There are other themes in Smith’s work that reflect his personal life. Religion took center stage in his fourth film, Dogma. In it, two angels that God previously banished from Heaven find a loophole that will allow them to return to Heaven. The movie examines what would happen if they were successful, since that would prove God wrong, and how a cast of characters from Heaven, Hell and Earth all conspire to either help or hinder the pair. Smith was raised Catholic and still professes to belong to the Church. Many of his views diverge from the Church’s teachings though, and he explores that in Dogma. The main thing I took from the movie was that personal faith and the established religions of today don’t always mesh well, but that doesn’t mean they can’t both be a part of your life.
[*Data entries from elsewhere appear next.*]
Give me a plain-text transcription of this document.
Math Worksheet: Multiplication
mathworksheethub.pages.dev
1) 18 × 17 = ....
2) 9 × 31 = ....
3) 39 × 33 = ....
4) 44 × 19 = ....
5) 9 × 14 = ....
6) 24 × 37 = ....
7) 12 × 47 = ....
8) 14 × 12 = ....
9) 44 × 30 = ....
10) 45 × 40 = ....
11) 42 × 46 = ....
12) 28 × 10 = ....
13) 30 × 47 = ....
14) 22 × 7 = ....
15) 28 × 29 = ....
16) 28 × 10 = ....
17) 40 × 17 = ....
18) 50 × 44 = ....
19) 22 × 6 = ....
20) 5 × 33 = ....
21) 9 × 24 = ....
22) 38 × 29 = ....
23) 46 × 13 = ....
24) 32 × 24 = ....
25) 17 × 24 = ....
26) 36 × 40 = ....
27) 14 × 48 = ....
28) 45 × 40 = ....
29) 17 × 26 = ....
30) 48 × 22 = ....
Smith’s sixth movie is titled Jersey Girl, as an homage to both his home state of New Jersey and his daughter Harley Quinn Smith. This movie is a change from his previous films in that Silent Bob is not in it and it examines a father’s relationship with his daughter after her mother dies in childbirth. Ben Affleck plays the male lead, and the child’s mother is portrayed by Jennifer Lopez. Backlash against the overexposure of Affleck and Lopez’s relationship caused Smith to significantly reduce Lopez’ screen time in the movie. Affleck’s character struggles with balancing his fatherly duties with his career and eventually meets a new woman played by Liv Tyler.
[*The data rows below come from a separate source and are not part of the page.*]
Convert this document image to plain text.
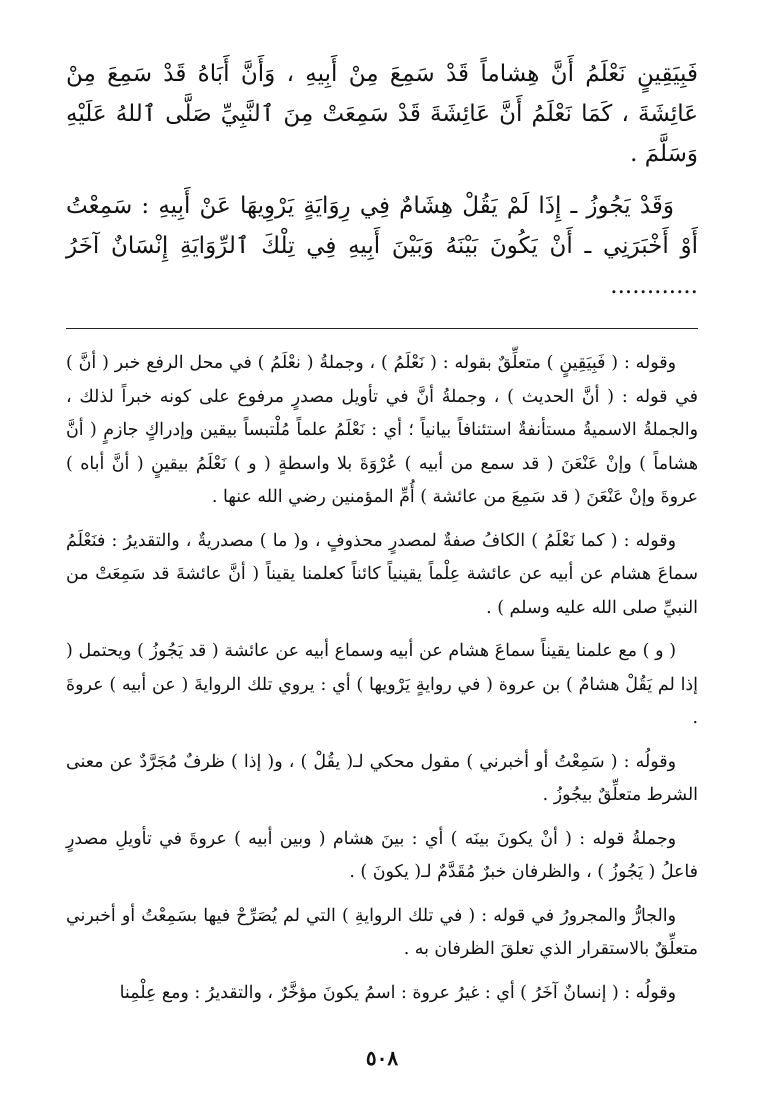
فَبِيَقِينٍ نَعْلَمُ أَنَّ هِشاماً قَدْ سَمِعَ مِنْ أَبِيهِ ، وَأَنَّ أَبَاهُ قَدْ سَمِعَ مِنْ عَائِشَةَ ، كَمَا نَعْلَمُ أَنَّ عَائِشَةَ قَدْ سَمِعَتْ مِنَ ٱلنَّبِيِّ صَلَّى ٱللهُ عَلَيْهِ وَسَلَّمَ .

وَقَدْ يَجُوزُ ـ إِذَا لَمْ يَقُلْ هِشَامٌ فِي رِوَايَةٍ يَرْوِيهَا عَنْ أَبِيهِ : سَمِعْتُ أَوْ أَخْبَرَنِي ـ أَنْ يَكُونَ بَيْنَهُ وَبَيْنَ أَبِيهِ فِي تِلْكَ ٱلرِّوَايَةِ إِنْسَانٌ آخَرُ ............

وقوله : ( فَبِيَقِينٍ ) متعلِّقٌ بقوله : ( نَعْلَمُ ) ، وجملةُ ( نعْلَمُ ) في محل الرفع خبر ( أنَّ ) في قوله : ( أنَّ الحديث ) ، وجملةُ أنَّ في تأويل مصدرٍ مرفوع على كونه خبراً لذلك ، والجملةُ الاسميةُ مستأنفةٌ استئنافاً بيانياً ؛ أي : نَعْلَمُ علماً مُلْتبساً بيقين وإدراكٍ جازمٍ ( أنَّ هشاماً ) وإنْ عَنْعَنَ ( قد سمع من أبيه ) عُرْوَةَ بلا واسطةٍ ( و ) نَعْلَمُ بيقينٍ ( أنَّ أباه ) عروةَ وإنْ عَنْعَنَ ( قد سَمِعَ من عائشة ) أُمِّ المؤمنين رضي الله عنها .

وقوله : ( كما نَعْلَمُ ) الكافُ صفةٌ لمصدرٍ محذوفٍ ، و( ما ) مصدريةٌ ، والتقديرُ : فنَعْلَمُ سماعَ هشام عن أبيه عن عائشة عِلْماً يقينياً كائناً كعلمنا يقيناً ( أنَّ عائشةَ قد سَمِعَتْ من النبيِّ صلى الله عليه وسلم ) .

( و ) مع علمنا يقيناً سماعَ هشام عن أبيه وسماع أبيه عن عائشة ( قد يَجُوزُ ) ويحتمل ( إذا لم يَقُلْ هشامٌ ) بن عروة ( في روايةٍ يَرْويها ) أي : يروي تلك الروايةَ ( عن أبيه ) عروةَ .

وقولُه : ( سَمِعْتُ أو أخبرني ) مقول محكي لـ( يقُلْ ) ، و( إذا ) ظرفٌ مُجَرَّدٌ عن معنى الشرط متعلِّقٌ بيجُوزُ .

وجملةُ قوله : ( أنْ يكونَ بينَه ) أي : بينَ هشام ( وبين أبيه ) عروةَ في تأويلِ مصدرٍ فاعلُ ( يَجُوزُ ) ، والظرفان خبرٌ مُقَدَّمٌ لـ( يكونَ ) .

والجارُّ والمجرورُ في قوله : ( في تلك الروايةِ ) التي لم يُصَرِّحْ فيها بسَمِعْتُ أو أخبرني متعلِّقٌ بالاستقرار الذي تعلقَ الظرفان به .

وقولُه : ( إنسانٌ آخَرُ ) أي : غيرُ عروة : اسمُ يكونَ مؤخَّرٌ ، والتقديرُ : ومع عِلْمِنا

٥٠٨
The fifth and seventh movies that Smith has both written and directed are Jay and Silent Bob Strike Back and Clerks 2. Both movies are basically extended references to the plots, settings and characters of his other films. Jay and Silent Bob tells the story of two slackers who find out someone is going to make a movie out of their lives and isn’t planning on sharing any of the money with them. They embark on a road trip to Hollywood to stop the movie from being made at all. Clerks 2 shows us Dante and Randall, the two main characters from the original movie, about 15 years later. They are still working dead-end jobs in town where they grew up. One of them is about to marry a woman from high school and move to Florida to live in a house her parents will buy them and work for her father. He has unresolved romantic feelings for his boss and is unsure he wants to leave the life he has, despite its shortcomings.

Both of these films examine the potential we all have to sabotage some of the good things we have going for us, and how it can be very difficult to know if something is actually good for us or is just holding us back. Smith even manages to make Randall both a positive and negative force in Dante’s life.
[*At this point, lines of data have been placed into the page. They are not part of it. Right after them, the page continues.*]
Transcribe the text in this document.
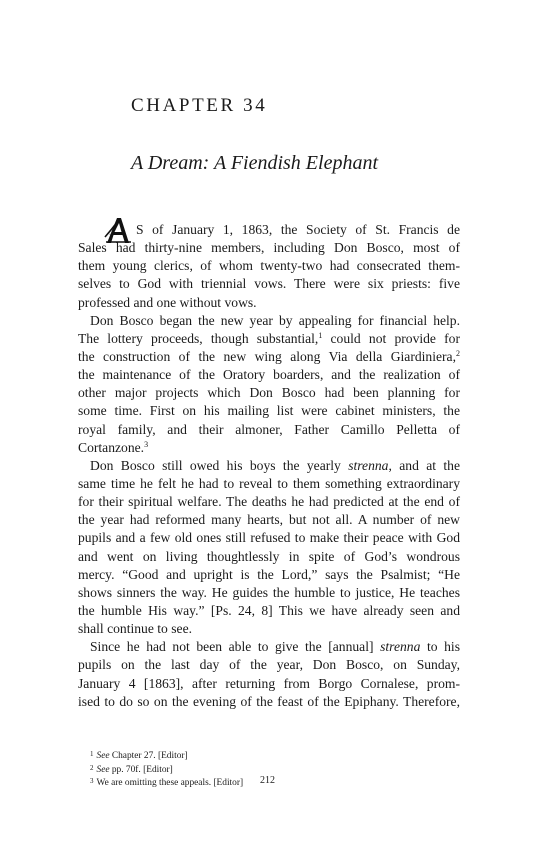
CHAPTER 34
A Dream: A Fiendish Elephant
A	S of January 1, 1863, the Society of St. Francis de
Sales had thirty-nine members, including Don Bosco, most of
them young clerics, of whom twenty-two had consecrated them-
selves to God with triennial vows. There were six priests: five
professed and one without vows.
Don Bosco began the new year by appealing for financial help.
The lottery proceeds, though substantial,$^1$ could not provide for
the construction of the new wing along Via della Giardiniera,$^2$
the maintenance of the Oratory boarders, and the realization of
other major projects which Don Bosco had been planning for
some time. First on his mailing list were cabinet ministers, the
royal family, and their almoner, Father Camillo Pelletta of
Cortanzone.$^3$
Don Bosco still owed his boys the yearly strenna, and at the
same time he felt he had to reveal to them something extraordinary
for their spiritual welfare. The deaths he had predicted at the end of
the year had reformed many hearts, but not all. A number of new
pupils and a few old ones still refused to make their peace with God
and went on living thoughtlessly in spite of God’s wondrous
mercy. “Good and upright is the Lord,” says the Psalmist; “He
shows sinners the way. He guides the humble to justice, He teaches
the humble His way.” [Ps. 24, 8] This we have already seen and
shall continue to see.
Since he had not been able to give the [annual] strenna to his
pupils on the last day of the year, Don Bosco, on Sunday,
January 4 [1863], after returning from Borgo Cornalese, prom-
ised to do so on the evening of the feast of the Epiphany. Therefore,
$^1$ See Chapter 27. [Editor]
$^2$ See pp. 70f. [Editor]
$^3$ We are omitting these appeals. [Editor] 212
Personally, I am such a fan of Smith’s work because of how funny he manages to be while still examining serious issues. He has said that he thinks dialogue is his strong point, and I agree that most of his dialogue seems authentic. But I would say his willingness to put his own issues on the table and speak about them is what makes people appreciate his films for more than their crude humor or big-name actors. He tells a personal story with each of them, and while the plot points are resolved, he always leaves the door open for a new chapter in the characters’ lives.